Before Christmas, I opened a conversation on the exclusion of pregnant women (and, sometimes, all women not on the Pill) from medical trials. Next week, I’ll post highlights from your responses to Ross Douthat’s and Sarah Ruhl’s writings on children as an invitation to kenosis (self-emptying).
First off, some good news! Martha points to a new study focused specifically on studying the effects of the coronavirus vaccine in pregnant women.
I’ll be getting the vaccine as soon as I’m eligible, including if I’m still nursing or pregnant again. The risks of covid outweigh the hypothetical risks of the vaccine, but I’m glad these researchers are going to double check and (hopefully) put any fears to rest.
Emily Oster has a round up of what we do know so far.
In less good news, the New York Times has an article on how pulse oximeters are failing Black patients.
The analysis, of 10,789 paired test results from 1,333 white patients and 276 Black patients hospitalized at the University of Michigan earlier this year, found that pulse oximetry overestimated oxygen levels 3.6 percent of the time in white patients, but got it wrong nearly 12 percent of the time, or more than three times more often, in Black patients.
In these patients, the pulse oximeter measures erroneously indicated the oxygen saturation level was between 92 and 96 percent, when it was actually as low as 88 percent (the results were adjusted for age, sex and cardiovascular disease).
Just as medicines not tested on women may not match the dosages women actually need, devices that aren’t tested on Black patients can leave them with the wrong diagnosis. In this case, the wrong blood oxygen reading could lead to a patient not being admitted to the hospital when they’re in need of care.

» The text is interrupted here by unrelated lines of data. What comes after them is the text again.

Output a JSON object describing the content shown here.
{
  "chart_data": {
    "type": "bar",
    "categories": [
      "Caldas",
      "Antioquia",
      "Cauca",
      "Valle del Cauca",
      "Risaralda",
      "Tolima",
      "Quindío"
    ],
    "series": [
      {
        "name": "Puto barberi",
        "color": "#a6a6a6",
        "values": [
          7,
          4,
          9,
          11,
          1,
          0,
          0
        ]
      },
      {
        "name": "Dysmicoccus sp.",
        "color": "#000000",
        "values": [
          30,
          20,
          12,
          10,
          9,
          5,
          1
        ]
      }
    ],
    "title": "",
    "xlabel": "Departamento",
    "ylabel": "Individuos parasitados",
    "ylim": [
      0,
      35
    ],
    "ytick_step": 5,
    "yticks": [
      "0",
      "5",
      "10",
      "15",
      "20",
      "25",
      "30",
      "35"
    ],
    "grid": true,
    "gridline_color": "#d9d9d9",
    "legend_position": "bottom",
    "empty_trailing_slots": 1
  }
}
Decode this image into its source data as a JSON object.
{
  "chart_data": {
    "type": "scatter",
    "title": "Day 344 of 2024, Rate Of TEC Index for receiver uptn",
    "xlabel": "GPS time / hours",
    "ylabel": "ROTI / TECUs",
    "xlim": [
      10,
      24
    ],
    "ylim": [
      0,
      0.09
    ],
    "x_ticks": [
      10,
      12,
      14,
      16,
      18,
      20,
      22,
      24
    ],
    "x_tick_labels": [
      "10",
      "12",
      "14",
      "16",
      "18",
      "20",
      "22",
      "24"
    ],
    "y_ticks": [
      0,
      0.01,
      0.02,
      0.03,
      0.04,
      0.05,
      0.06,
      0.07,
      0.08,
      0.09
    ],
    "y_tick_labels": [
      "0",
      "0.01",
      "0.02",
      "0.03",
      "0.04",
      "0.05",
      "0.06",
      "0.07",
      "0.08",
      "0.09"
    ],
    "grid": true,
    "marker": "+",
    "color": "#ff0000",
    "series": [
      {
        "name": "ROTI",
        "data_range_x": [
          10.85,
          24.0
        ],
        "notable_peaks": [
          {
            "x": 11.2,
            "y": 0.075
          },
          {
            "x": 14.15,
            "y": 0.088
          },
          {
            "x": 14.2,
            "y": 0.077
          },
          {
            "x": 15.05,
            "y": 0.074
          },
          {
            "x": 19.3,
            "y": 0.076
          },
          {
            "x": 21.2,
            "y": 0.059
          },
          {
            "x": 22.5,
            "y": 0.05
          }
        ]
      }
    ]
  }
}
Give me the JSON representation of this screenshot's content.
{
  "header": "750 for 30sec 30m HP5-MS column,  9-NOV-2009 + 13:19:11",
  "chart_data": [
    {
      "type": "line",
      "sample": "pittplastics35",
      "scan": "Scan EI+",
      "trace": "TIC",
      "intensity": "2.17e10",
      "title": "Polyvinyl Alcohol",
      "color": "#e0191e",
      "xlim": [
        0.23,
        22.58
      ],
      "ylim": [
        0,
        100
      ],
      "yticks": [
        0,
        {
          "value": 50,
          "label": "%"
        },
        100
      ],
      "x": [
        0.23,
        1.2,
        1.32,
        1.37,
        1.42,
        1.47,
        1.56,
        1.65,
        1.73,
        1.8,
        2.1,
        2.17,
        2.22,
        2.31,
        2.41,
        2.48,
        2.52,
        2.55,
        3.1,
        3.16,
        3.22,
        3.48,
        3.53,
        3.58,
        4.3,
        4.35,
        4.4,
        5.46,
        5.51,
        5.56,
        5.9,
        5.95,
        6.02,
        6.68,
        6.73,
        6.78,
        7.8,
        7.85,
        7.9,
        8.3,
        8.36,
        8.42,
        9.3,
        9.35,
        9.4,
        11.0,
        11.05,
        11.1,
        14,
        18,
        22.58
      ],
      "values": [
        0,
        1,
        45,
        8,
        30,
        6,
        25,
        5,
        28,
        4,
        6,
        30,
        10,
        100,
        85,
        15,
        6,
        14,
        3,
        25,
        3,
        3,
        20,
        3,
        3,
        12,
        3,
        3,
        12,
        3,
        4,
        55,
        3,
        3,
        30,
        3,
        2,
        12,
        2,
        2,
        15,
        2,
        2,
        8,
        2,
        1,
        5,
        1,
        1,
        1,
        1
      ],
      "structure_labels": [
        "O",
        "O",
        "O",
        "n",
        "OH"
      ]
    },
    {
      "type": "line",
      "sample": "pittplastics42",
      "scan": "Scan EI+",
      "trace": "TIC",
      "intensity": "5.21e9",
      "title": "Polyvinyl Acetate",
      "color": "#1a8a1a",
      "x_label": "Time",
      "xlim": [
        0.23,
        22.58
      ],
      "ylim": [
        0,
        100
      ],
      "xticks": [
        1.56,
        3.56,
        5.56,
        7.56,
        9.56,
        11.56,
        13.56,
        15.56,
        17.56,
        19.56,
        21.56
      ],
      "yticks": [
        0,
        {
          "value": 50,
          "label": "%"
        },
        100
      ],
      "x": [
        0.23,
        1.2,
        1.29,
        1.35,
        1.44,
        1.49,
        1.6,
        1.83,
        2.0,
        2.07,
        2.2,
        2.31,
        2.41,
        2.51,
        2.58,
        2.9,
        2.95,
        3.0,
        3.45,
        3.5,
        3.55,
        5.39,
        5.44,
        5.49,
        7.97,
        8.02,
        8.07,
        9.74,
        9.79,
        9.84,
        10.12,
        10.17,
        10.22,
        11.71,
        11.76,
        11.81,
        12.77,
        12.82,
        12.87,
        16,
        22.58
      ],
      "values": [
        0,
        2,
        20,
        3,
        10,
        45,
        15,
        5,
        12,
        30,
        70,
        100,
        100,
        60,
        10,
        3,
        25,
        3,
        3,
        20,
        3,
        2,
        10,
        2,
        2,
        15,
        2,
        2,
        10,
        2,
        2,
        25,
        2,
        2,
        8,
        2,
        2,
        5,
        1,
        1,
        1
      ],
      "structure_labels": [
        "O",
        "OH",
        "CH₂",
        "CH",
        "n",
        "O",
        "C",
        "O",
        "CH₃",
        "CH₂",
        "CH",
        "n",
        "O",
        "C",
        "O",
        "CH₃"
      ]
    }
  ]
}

Leslie reminded us that pregnant womens’ exclusion is as much about caution as bias, and that finding women who are willing to be part of a clinical trial while pregnant presents its own hazards:
Researchers could pay upfront for the risk, but then the few women likely to consent to any sort of risk are those who are in extreme need of money. It becomes exploitive. (Think surrogacy markets.)
Martha (again) agrees that this is a significant hurdle and sees it less as a problem restricted to medicine than as a problem of solidarity:
I'd also say that we don't have a strong enough sense of the common good these days. Good points have been raised in the comments about how pregnant women, especially wealthier/more privileged pregnant women, are less likely to take the risk of being part of a trial. Which means that the potential risks are disproportionately born by the less privileged. The solution to that imo isn't to not do trials, but better messaging rebuilding our trust in medical institutions and creating that feeling of a social obligation to participate for the greater good. We need to get to a point of celebrating participation instead of chastising women for risking their future children.
I should mention that 1DaySooner has been building a registry of volunteers for coronavirus vaccine human challenge trials with precisely this idea of being willing to take risks for others.
A number of you shared personal stories about having your own health crises dismissed by doctors. Others talked about how, even when you received a diagnosis, it came with the disappointing news that your condition had never attracted serious research, and there were no meaningful treatments available.
Lorrie summed up these stories well with this:
There is a problem with pathologizing the normal in women's health but also a problem with normalizing the pathological, especially when it comes to pain.
I’m glad some of you made connections in the comments—as I lost children through miscarriage, it meant so much to speak to other bereaved moms and hear them agree that the way my children and I were treated was abominable. I hope by finding people who will say, “You, too?” we can eventually say, “No more.”